Print a drink, 3D print the inside of a cocktail, and develop a smaller machine for business
We’ve seen 3D printers create cake decorations, personalized vitamins, and even farmed beef. And now thanks to Print a Drink’s robot, we have seen custom designs printed inside a cocktail. You might think that such drinking witchcraft would be impossible. I mean, how can a design hang and hold its shape other than a shot of jello? It turns out that all it takes is the right drink, the right droplet, and the precision of a robotic arm.
Based in Austria, Print a Drink has actually been around for three years. It was started by Benjamin Greimel as a university research project. Since then, Print a Drink has created two working robots (one in the United States and one in Europe) that, until the pandemic, traveled to special events and conferences by printing custom designs inside. drinks at parties and others.
So how does it work? Print a Drink uses a robotic arm to which a custom print head is attached. The robot uses a glass needle to inject a food grade oil-based liquid into a drink. The drink itself must be less than 40 percent alcohol and cannot be a forehand of something like vodka or whiskey, as the injected beads will not hold and float to the surface. Greimel explained to me via video chat this week that the combination of liquid density, temperature, and robotic movement allows designs to last around 10 minutes before dissipating.
Coordinating all of these puzzle pieces is complicated to say the least. In addition to setting up the robot at an event and making it work, there are specific requirements for the drinks that can be used, and the designs must be uploaded to the robot. In addition, there are safety concerns because the robotic arm moves quite quickly. For all of these reasons, Print a Drink’s rents the robot ($ 2,500 to $ 5,000, depending on the event) and does not sell it directly. In addition to all of the above complications, personnel should be properly trained in the use of the machine, and there is a good chance that those using the devices will not be roboticists capable of troubleshooting.

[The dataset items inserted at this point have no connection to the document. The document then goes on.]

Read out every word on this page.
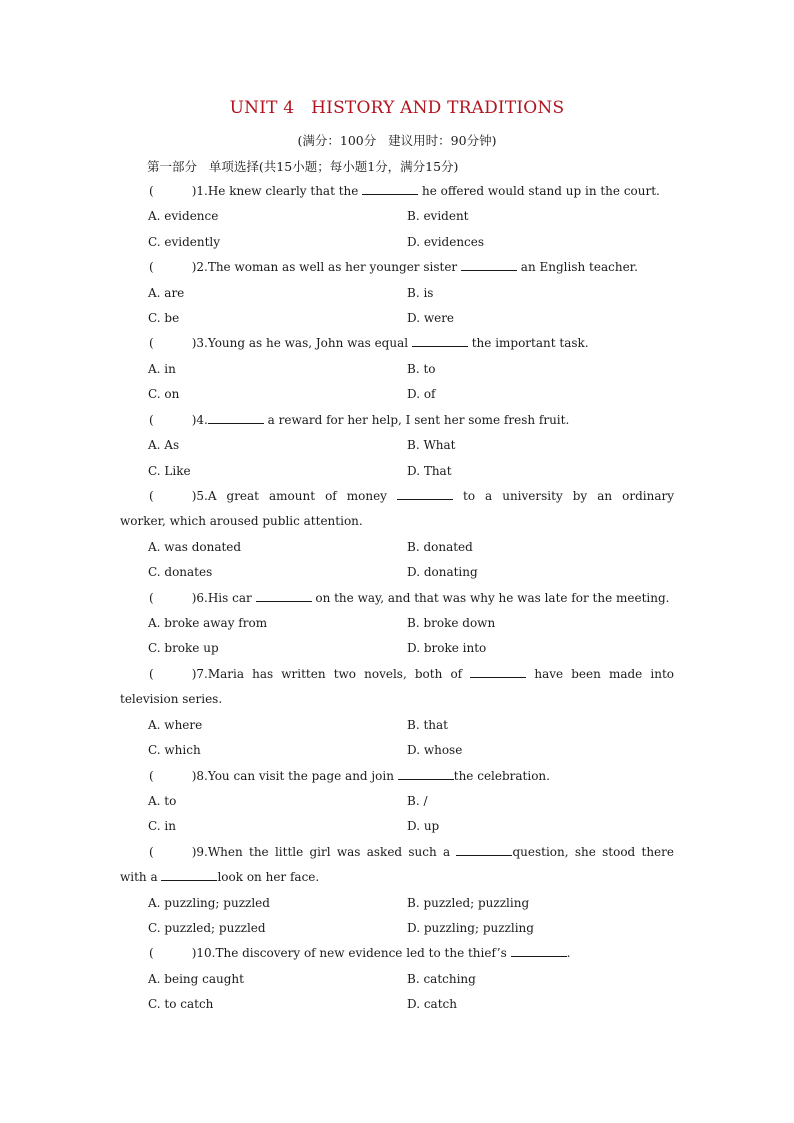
UNIT 4   HISTORY AND TRADITIONS
(满分：100分   建议用时：90分钟)
第一部分   单项选择(共15小题；每小题1分，满分15分)
(	)1.He knew clearly that the	he offered would stand up in the court.
A. evidence	B. evident
C. evidently	D. evidences
(	)2.The woman as well as her younger sister	an English teacher.
A. are	B. is
C. be	D. were
(	)3.Young as he was, John was equal	the important task.
A. in	B. to
C. on	D. of
(	)4.	a reward for her help, I sent her some fresh fruit.
A. As	B. What
C. Like	D. That
(	)5.A great amount of money	to a university by an ordinary
worker, which aroused public attention.
A. was donated	B. donated
C. donates	D. donating
(	)6.His car	on the way, and that was why he was late for the meeting.
A. broke away from	B. broke down
C. broke up	D. broke into
(	)7.Maria has written two novels, both of	have been made into
television series.
A. where	B. that
C. which	D. whose
(	)8.You can visit the page and join	the celebration.
A. to	B. /
C. in	D. up
(	)9.When the little girl was asked such a	question, she stood there
with a	look on her face.
A. puzzling; puzzled	B. puzzled; puzzling
C. puzzled; puzzled	D. puzzling; puzzling
(	)10.The discovery of new evidence led to the thief’s	.
A. being caught	B. catching
C. to catch	D. catch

To make Print a Drink more accessible, Greimel and his partner (the only two people in the company) developed a smaller, self-contained version of the robot that is roughly the size of a countertop coffee machine. But don’t expect a mainstream version for your next backyard night. This smaller version is still complicated and still requires training. The company therefore targets large companies like Disney or a hotel chain like Hilton where it could be installed and used for special events or promotions. Greimel said the first prototype of this smaller Print a Drink will be available next week.

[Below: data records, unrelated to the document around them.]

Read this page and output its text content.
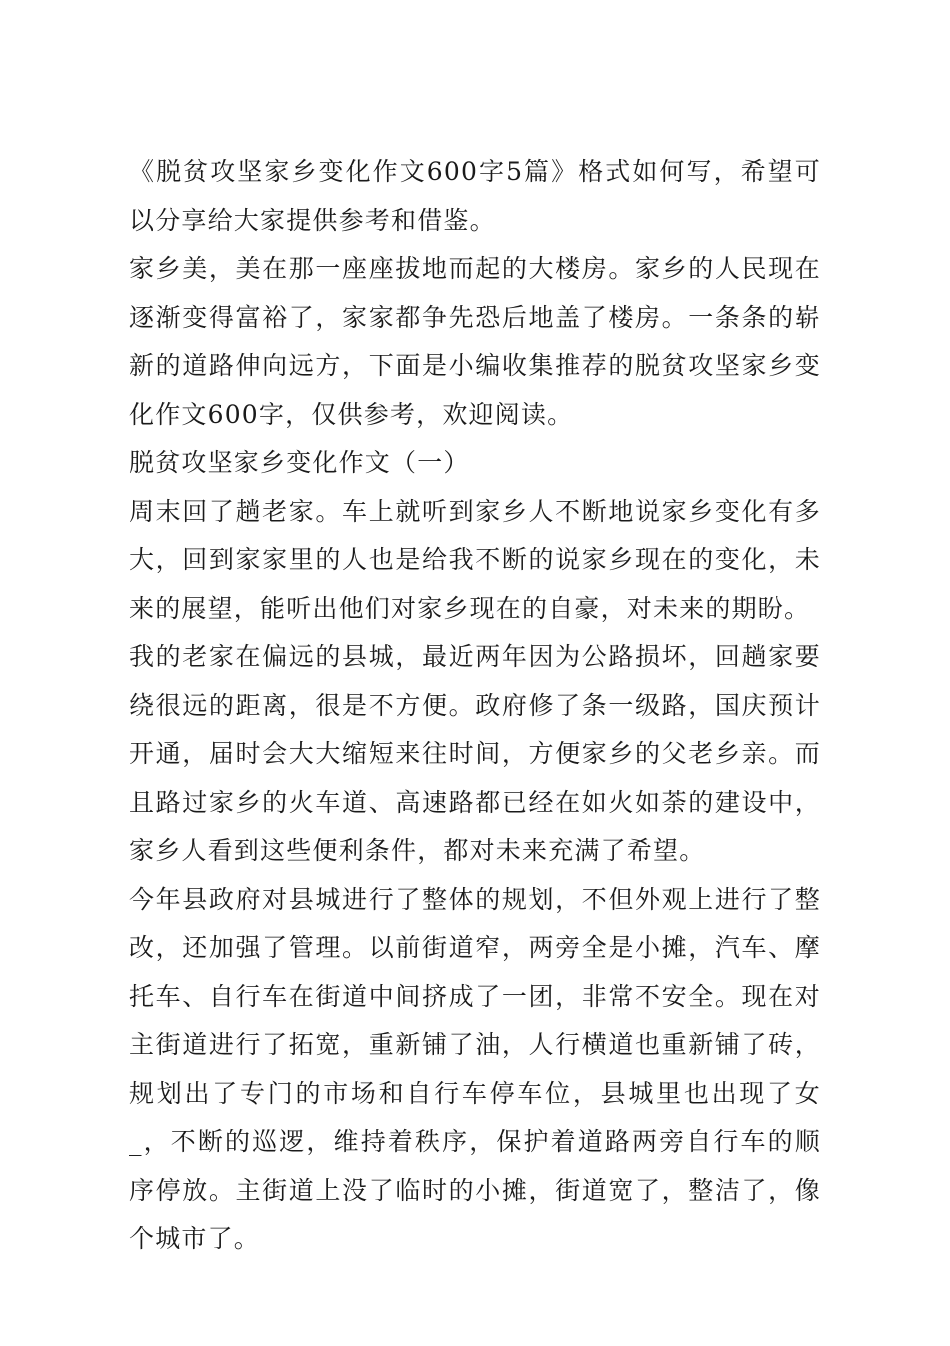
《脱贫攻坚家乡变化作文600字5篇》格式如何写，希望可以分享给大家提供参考和借鉴。

家乡美，美在那一座座拔地而起的大楼房。家乡的人民现在逐渐变得富裕了，家家都争先恐后地盖了楼房。一条条的崭新的道路伸向远方，下面是小编收集推荐的脱贫攻坚家乡变化作文600字，仅供参考，欢迎阅读。

脱贫攻坚家乡变化作文（一）

周末回了趟老家。车上就听到家乡人不断地说家乡变化有多大，回到家家里的人也是给我不断的说家乡现在的变化，未来的展望，能听出他们对家乡现在的自豪，对未来的期盼。

我的老家在偏远的县城，最近两年因为公路损坏，回趟家要绕很远的距离，很是不方便。政府修了条一级路，国庆预计开通，届时会大大缩短来往时间，方便家乡的父老乡亲。而且路过家乡的火车道、高速路都已经在如火如荼的建设中，家乡人看到这些便利条件，都对未来充满了希望。

今年县政府对县城进行了整体的规划，不但外观上进行了整改，还加强了管理。以前街道窄，两旁全是小摊，汽车、摩托车、自行车在街道中间挤成了一团，非常不安全。现在对主街道进行了拓宽，重新铺了油，人行横道也重新铺了砖，规划出了专门的市场和自行车停车位，县城里也出现了女_，不断的巡逻，维持着秩序，保护着道路两旁自行车的顺序停放。主街道上没了临时的小摊，街道宽了，整洁了，像个城市了。
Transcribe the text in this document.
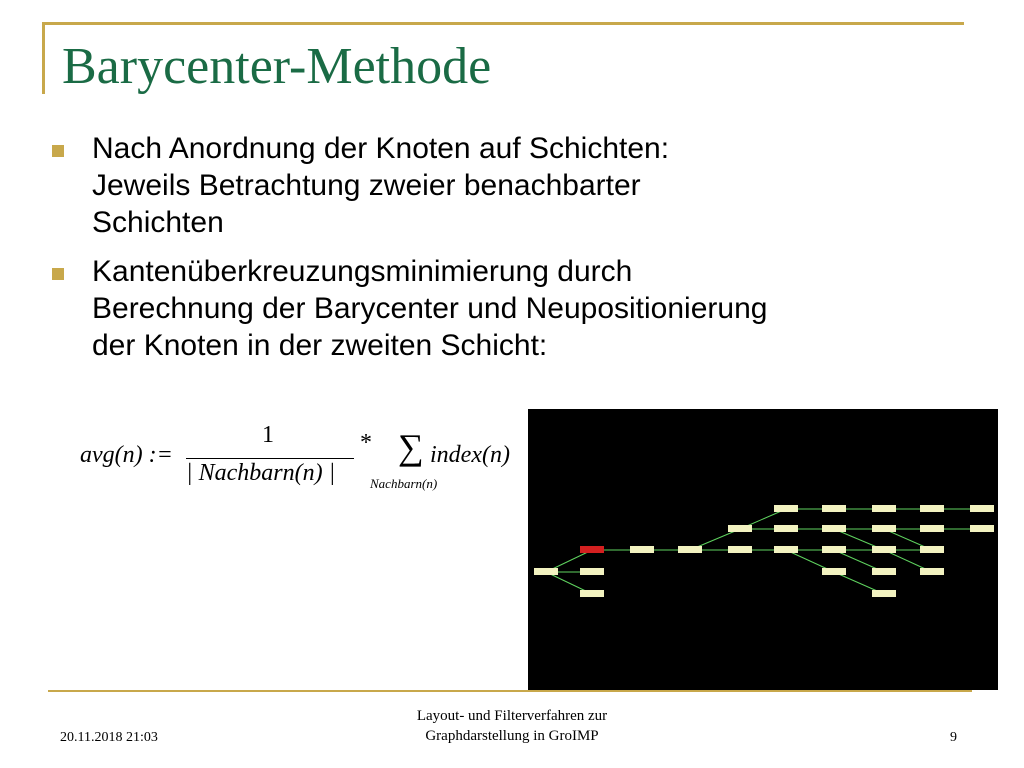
Barycenter-Methode
Nach Anordnung der Knoten auf Schichten:
Jeweils Betrachtung zweier benachbarter
Schichten
Kantenüberkreuzungsminimierung durch
Berechnung der Barycenter und Neupositionierung
der Knoten in der zweiten Schicht:
avg(n) :=
1
| Nachbarn(n) |
* ∑ index(n)
Nachbarn(n)
20.11.2018 21:03
Layout- und Filterverfahren zur
Graphdarstellung in GroIMP	9
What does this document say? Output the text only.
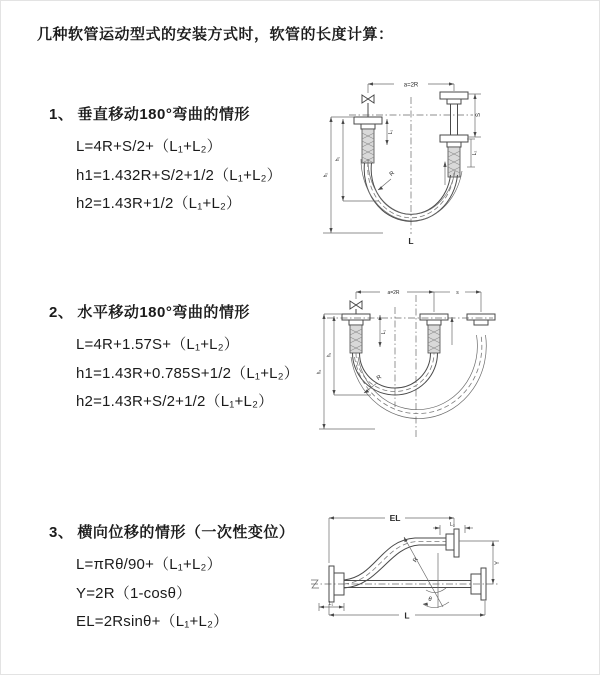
几种软管运动型式的安装方式时，软管的长度计算：
1、 垂直移动180°弯曲的情形
L=4R+S/2+（L₁+L₂）
h1=1.432R+S/2+1/2（L₁+L₂）
h2=1.43R+1/2（L₁+L₂）
2、 水平移动180°弯曲的情形
L=4R+1.57S+（L₁+L₂）
h1=1.43R+0.785S+1/2（L₁+L₂）
h2=1.43R+S/2+1/2（L₁+L₂）
3、 横向位移的情形（一次性变位）
L=πRθ/90+（L₁+L₂）
Y=2R（1-cosθ）
EL=2Rsinθ+（L₁+L₂）
a=2R
S
L₂
L₁
h₂
h₁
R
L
a=2R	s
L₁
h₂
h₁
R
EL
L₂
Y
θ
R
L
L₁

Although more specialized, Print a Drink is part of a larger automation movement going on with alcohol right now. Along with robot-powered bars like Glacierfire, we’re also seeing beverage vending machines from Rotender and Celia starting to hit the market. However, it’s not hard to see all of these types of robots working in tandem, with a robot barman making standard cocktails, while Print a Drink prints custom drink specials for special occasions. We will drink to that.